In the marketing world the words ‘copy’ and ‘content’ are often interchanged and thought of as synonyms. Well, if you are wondering how these two are different, hold on for your world is about to change.

Copy and Content are as different as cheese and chalk but they go together as wine & cheese, blackboard & chalk! Think of them as siblings. Different yet together!

Team Content– Content is more old school, believes in being truthful, loves to bond with the consumers, likes to work on building trust, faith and solid buyer-seller relationship. Content prides itself on being informative, composed, well structured, and educational. Content tells a brand’s story and speaks straight from the brand’s heart. Examples of content writing: Blogs, press releases, publications, about us section of websites, how-to articles. The main purpose of content is to present ideas, state facts, and ideas. Personality, authenticity, and credibility are essential to good content.  Content is essentially your elder sibling, prim & proper, big on values, and rules.
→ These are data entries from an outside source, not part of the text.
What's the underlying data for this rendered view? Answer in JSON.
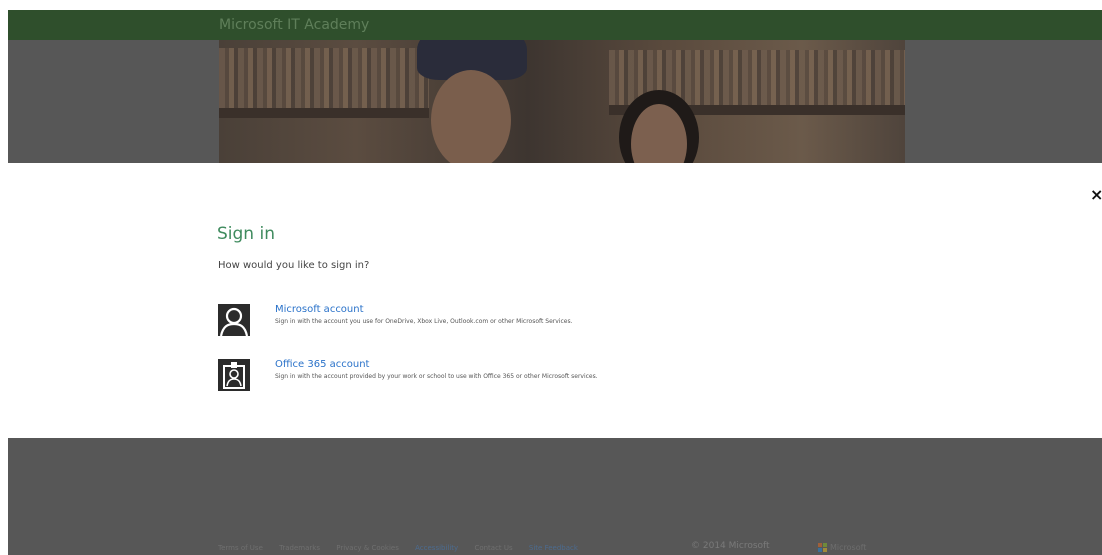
{
  "header": {
    "site_title": "Microsoft IT Academy"
  },
  "dialog": {
    "close_label": "×",
    "title": "Sign in",
    "question": "How would you like to sign in?",
    "options": [
      {
        "label": "Microsoft account",
        "description": "Sign in with the account you use for OneDrive, Xbox Live, Outlook.com or other Microsoft Services.",
        "icon": "person-silhouette-icon"
      },
      {
        "label": "Office 365 account",
        "description": "Sign in with the account provided by your work or school to use with Office 365 or other Microsoft services.",
        "icon": "id-badge-icon"
      }
    ]
  },
  "footer": {
    "links": [
      "Terms of Use",
      "Trademarks",
      "Privacy & Cookies",
      "Accessibility",
      "Contact Us",
      "Site Feedback"
    ],
    "copyright": "© 2014 Microsoft",
    "logo_text": "Microsoft"
  },
  "colors": {
    "header_green": "#2f4f2c",
    "title_green": "#3f8b5e",
    "link_blue": "#2a72c9",
    "dim_gray": "#575757"
  }
}
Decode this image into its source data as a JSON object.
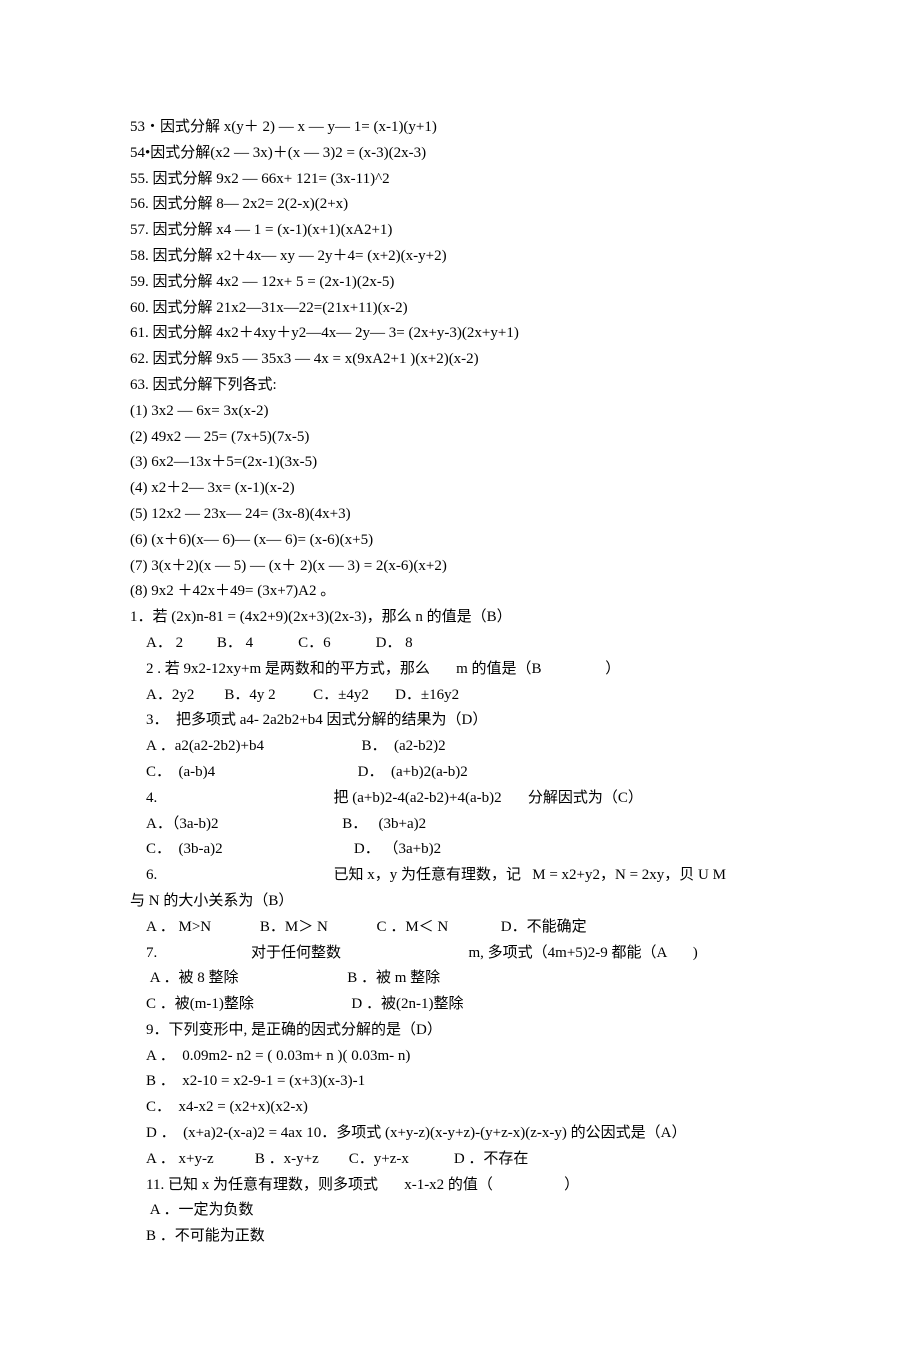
{
  "lines": [
    {
      "text": "53・因式分解 x(y＋ 2) — x — y— 1= (x-1)(y+1)"
    },
    {
      "text": "54•因式分解(x2 — 3x)＋(x — 3)2 = (x-3)(2x-3)"
    },
    {
      "text": "55. 因式分解 9x2 — 66x+ 121= (3x-11)^2"
    },
    {
      "text": "56. 因式分解 8— 2x2= 2(2-x)(2+x)"
    },
    {
      "text": "57. 因式分解 x4 — 1 = (x-1)(x+1)(xA2+1)"
    },
    {
      "text": "58. 因式分解 x2＋4x— xy — 2y＋4= (x+2)(x-y+2)"
    },
    {
      "text": "59. 因式分解 4x2 — 12x+ 5 = (2x-1)(2x-5)"
    },
    {
      "text": "60. 因式分解 21x2—31x—22=(21x+11)(x-2)"
    },
    {
      "text": "61. 因式分解 4x2＋4xy＋y2—4x— 2y— 3= (2x+y-3)(2x+y+1)"
    },
    {
      "text": "62. 因式分解 9x5 — 35x3 — 4x = x(9xA2+1 )(x+2)(x-2)"
    },
    {
      "text": "63. 因式分解下列各式:"
    },
    {
      "text": "(1) 3x2 — 6x= 3x(x-2)"
    },
    {
      "text": "(2) 49x2 — 25= (7x+5)(7x-5)"
    },
    {
      "text": "(3) 6x2—13x＋5=(2x-1)(3x-5)"
    },
    {
      "text": "(4) x2＋2— 3x= (x-1)(x-2)"
    },
    {
      "text": "(5) 12x2 — 23x— 24= (3x-8)(4x+3)"
    },
    {
      "text": "(6) (x＋6)(x— 6)— (x— 6)= (x-6)(x+5)"
    },
    {
      "text": "(7) 3(x＋2)(x — 5) — (x＋ 2)(x — 3) = 2(x-6)(x+2)"
    },
    {
      "text": "(8) 9x2 ＋42x＋49= (3x+7)A2 。"
    },
    {
      "text": "1．若 (2x)n-81 = (4x2+9)(2x+3)(2x-3)，那么 n 的值是（B）"
    },
    {
      "text": "A． 2         B． 4            C．6            D． 8",
      "indent": 1
    },
    {
      "text": "2 . 若 9x2-12xy+m 是两数和的平方式，那么       m 的值是（B                 ）",
      "indent": 1
    },
    {
      "text": "A．2y2        B．4y 2          C．±4y2       D．±16y2",
      "indent": 1
    },
    {
      "text": "3．  把多项式 a4- 2a2b2+b4 因式分解的结果为（D）",
      "indent": 1
    },
    {
      "text": "A ．a2(a2-2b2)+b4                          B．  (a2-b2)2",
      "indent": 1
    },
    {
      "text": "C．  (a-b)4                                      D．  (a+b)2(a-b)2",
      "indent": 1
    },
    {
      "text": "4.                                               把 (a+b)2-4(a2-b2)+4(a-b)2       分解因式为（C）",
      "indent": 1
    },
    {
      "text": "A．（3a-b)2                                 B．   (3b+a)2",
      "indent": 1
    },
    {
      "text": "C．  (3b-a)2                                   D． （3a+b)2",
      "indent": 1
    },
    {
      "text": "6.                                               已知 x，y 为任意有理数，记   M = x2+y2，N = 2xy，贝 U M",
      "indent": 1
    },
    {
      "text": "与 N 的大小关系为（B）"
    },
    {
      "text": "A ． M>N             B．M＞ N             C ．M＜ N              D．不能确定",
      "indent": 1
    },
    {
      "text": "7.                         对于任何整数                                  m, 多项式（4m+5)2-9 都能（A       )",
      "indent": 1
    },
    {
      "text": " A ．被 8 整除                             B ．被 m 整除",
      "indent": 1
    },
    {
      "text": "C ．被(m-1)整除                          D ．被(2n-1)整除",
      "indent": 1
    },
    {
      "text": "9．下列变形中, 是正确的因式分解的是（D）",
      "indent": 1
    },
    {
      "text": "A ．  0.09m2- n2 = ( 0.03m+ n )( 0.03m- n)",
      "indent": 1
    },
    {
      "text": "B ．  x2-10 = x2-9-1 = (x+3)(x-3)-1",
      "indent": 1
    },
    {
      "text": "C．  x4-x2 = (x2+x)(x2-x)",
      "indent": 1
    },
    {
      "text": "D ．  (x+a)2-(x-a)2 = 4ax 10．多项式 (x+y-z)(x-y+z)-(y+z-x)(z-x-y) 的公因式是（A）",
      "indent": 1
    },
    {
      "text": "A ． x+y-z           B ．x-y+z        C．y+z-x            D ．不存在",
      "indent": 1
    },
    {
      "text": "11. 已知 x 为任意有理数，则多项式       x-1-x2 的值（                   ）",
      "indent": 1
    },
    {
      "text": " A ．一定为负数",
      "indent": 1
    },
    {
      "text": "B ．不可能为正数",
      "indent": 1
    }
  ]
}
Team Copy– Copy is from the ‘YOLO’ generation that truly believes in the theory that ‘you live only once’ and hence makes the most of it. Copy is the dazzling red lipstick on an otherwise pale face. It adds that extra zing and jazzes things up! Copy’s main aim is to persuade, entice, and sell. It can be pushy; it will make tall claims and sometimes cleverly worded tricky promises. Copy isn’t for the weak hearted. It is like the candy basket placed strategically at the billing counter, tempting you to buy even if you don’t really eat candy! Copy is glamorous, witty, funny, and more importantly competitive. Examples of copy writing: Marketing campaigns, Social Media posts, one liner, captions, product descriptions, website landing pages, etc. Copy is adventurous, bold, and is a go getter.

Team Work-Don’t pick a winner yet! Here’s the catch. One cannot exist without the other. Touching isn’t it. But it is also true. A well-crafted and worded blog will grab no eyeballs (or only the writer’s friends’ & family’s’ eyeballs) if it has a lame headline.  Good content without a smashing copy is like promising a customer a great main course after a disastrous starter. Dicey situation, they might not stay. Similarly, a killer headline followed by a badly written blog post is like showing the customer a very promising trailer and then serving them  3 hours’ worth of pure garbage! Therefore, good copy needs great copy and vice-a-versa.